Mesajı Okuyun
Old 28-11-2011, 12:29   #6
Av. İbrahim YİĞİT

 
Varsayılan

Alıntı:
Yazan Atahun
Sayın İbrahim YİĞİT' e kısmen katılıyorum.

Şahsi düşümcem; Bir yöneticiyi "İşveren vekili" olarak değerlendirebilmemiz için; o kişinin işletmenin bütününü sevk ve idare etmesi, işçiyi işe alıp - işten çıkarma yetkisinin olması ve özellikle kamu kurum ve kuruluşlarıyla olan münasebetlerde işveren adına hareket etmeye haiz olması gerektiğini düşünüyorum. Diğer bir ifadeyle; adı geçen kişiye "işveren vekili" diyebilmemiz için, işveren adına yetkili olarak hareket ettiğinin birtakım eylemlerle ve belgelerle delillendirilmesi gerektiği kanaatindeyim. Aksi takdirde, bendeki ağırlıklı düşünce de, en sağlıklı yolun durumu yasal süresi içinde işverene yazılı olarak bildirilmesinin daha sağlıklı olacağı yönünde.

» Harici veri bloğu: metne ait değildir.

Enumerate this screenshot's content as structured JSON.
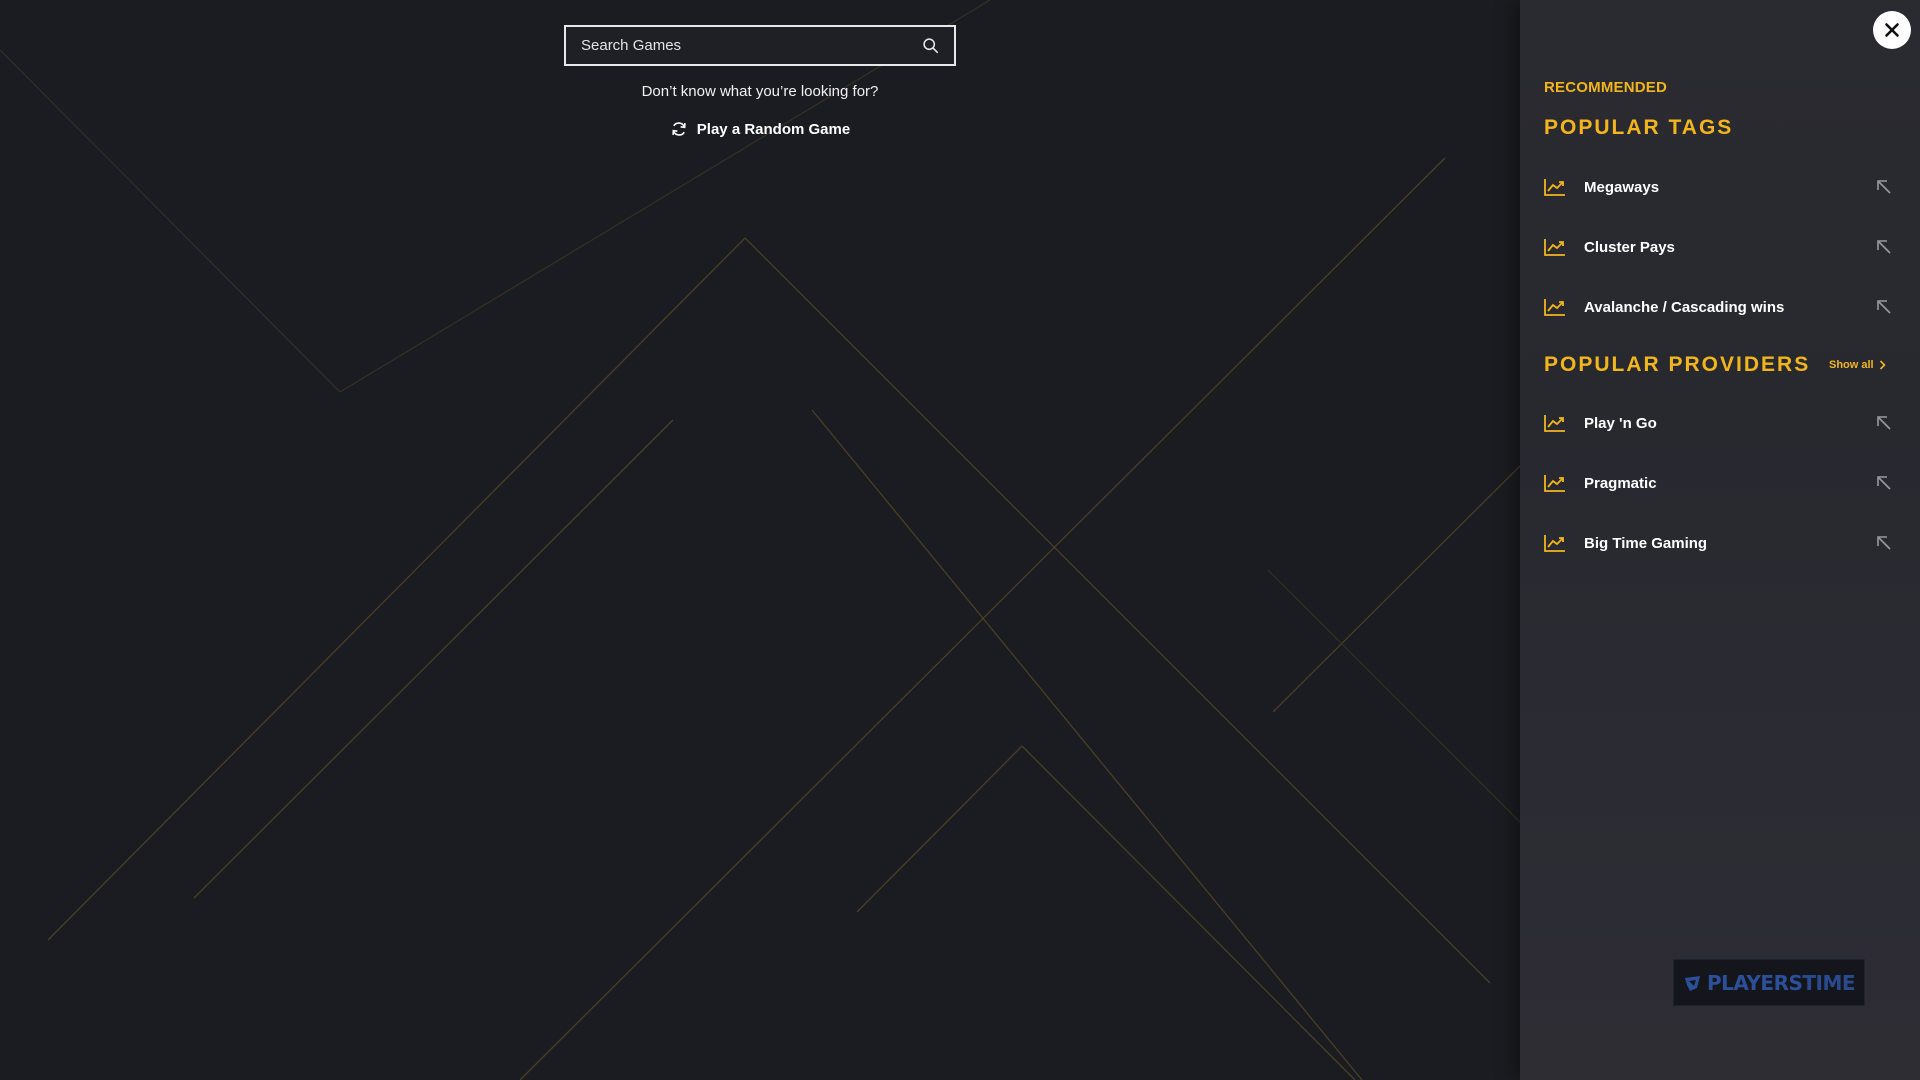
{
  "search": {
    "placeholder": "Search Games"
  },
  "hint_text": "Don’t know what you’re looking for?",
  "random_game_label": "Play a Random Game",
  "panel": {
    "recommended_label": "RECOMMENDED",
    "popular_tags": {
      "title": "POPULAR TAGS",
      "items": [
        {
          "label": "Megaways"
        },
        {
          "label": "Cluster Pays"
        },
        {
          "label": "Avalanche / Cascading wins"
        }
      ]
    },
    "popular_providers": {
      "title": "POPULAR PROVIDERS",
      "show_all_label": "Show all",
      "items": [
        {
          "label": "Play 'n Go"
        },
        {
          "label": "Pragmatic"
        },
        {
          "label": "Big Time Gaming"
        }
      ]
    },
    "logo": {
      "part1": "PLAYERS",
      "part2": "TIME"
    }
  },
  "icons": {
    "search": "search-icon",
    "refresh": "refresh-icon",
    "close": "close-icon",
    "trend": "trending-up-icon",
    "arrow": "arrow-up-left-icon",
    "chevron": "chevron-right-icon"
  },
  "colors": {
    "background": "#1b1c21",
    "panel": "#2a2b31",
    "accent": "#f2b51e",
    "text": "#ffffff"
  }
}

İşyeri personel yönetmeliği ve Disiplin yönetmeliğinde "İşverenin/İşveren vekilinin, "işveren vekili" sıfatı ile görevlendirdiği kişiler de personele karşı kanuni işveren vekili sıfatına haizdir." şeklinde benzer ifadeleri içeren bir düzenleme varsa ve bu durum adı geçen için sözkonusuysa, ancak o zaman adı geçeni "işveren vekili" olarak değerlendirebileceğimizi düşünüyorum.

Sayın Atahun;

Temsil yetkisini siz çok geniş düşünüyorsunuz. Temsil yetkisinden kasıt, işyeri içinde işçilere karşı işvereni temsildir. Bu nedenle kamu kurum ve kuruluşları ile münasebet veya farklı konularda işvereni temsil değildir. Temsil yetkisi, sadece kendisine verilen yetki alanı ile sınırlıdır. Yetki aşımı sebebiyle yapılan işlemlerden dolayı işverenin icazetine bağlıdır. Somut olayda işveren vekili olduğunu düşündüğüm muhasebe müdürü işçiyi işten çıkararak temsil yetkisini aşmıyor, küfür ederek haklı feshe neden olabilir.

Diğer taraftan temsil yetkisinin verilmesi her hangi bir şekle bağlı değildir. O halde kendisinin işveren vekili olduğunu düşündüğüm muhasebe müdürünün bir vekalet veya yazılı sözleşmeye de ihtiyacı yoktur. İşveren bu kişiyi, muhasebe işlemlerinde kendisinin temsilcisi yapmış ve kendini temsil etmesini istemiştir. Artık bu muhasebe müdürü işveren vekilidir.

Kaldı ki, tüm işveren vekillerinin işçi alma ve işçi çıkarma gibi yetkilerinin olması beklenemez. Zira 18. maddede " ... işyerinin bütünün sevk ve idare eden ve işçiyi işe alma ve işten çıkarma yetkisi bulunan ..." demekle, işyerinin bütününü sevk ve idare ettiği halde işçi alma ve işçi çıkarma hakkı bulunmayan işveren vekillerinden bahsedilmektedir. O halde, bir işyerinde birden fazla işveren vekili bulunabilir ve her işveren vekilinin her işlem için temsile yetkili olduğunu söylenemez. Ancak yine de bu onun, işveren vekili sıfatı olduğu sonucunu değiştirmez.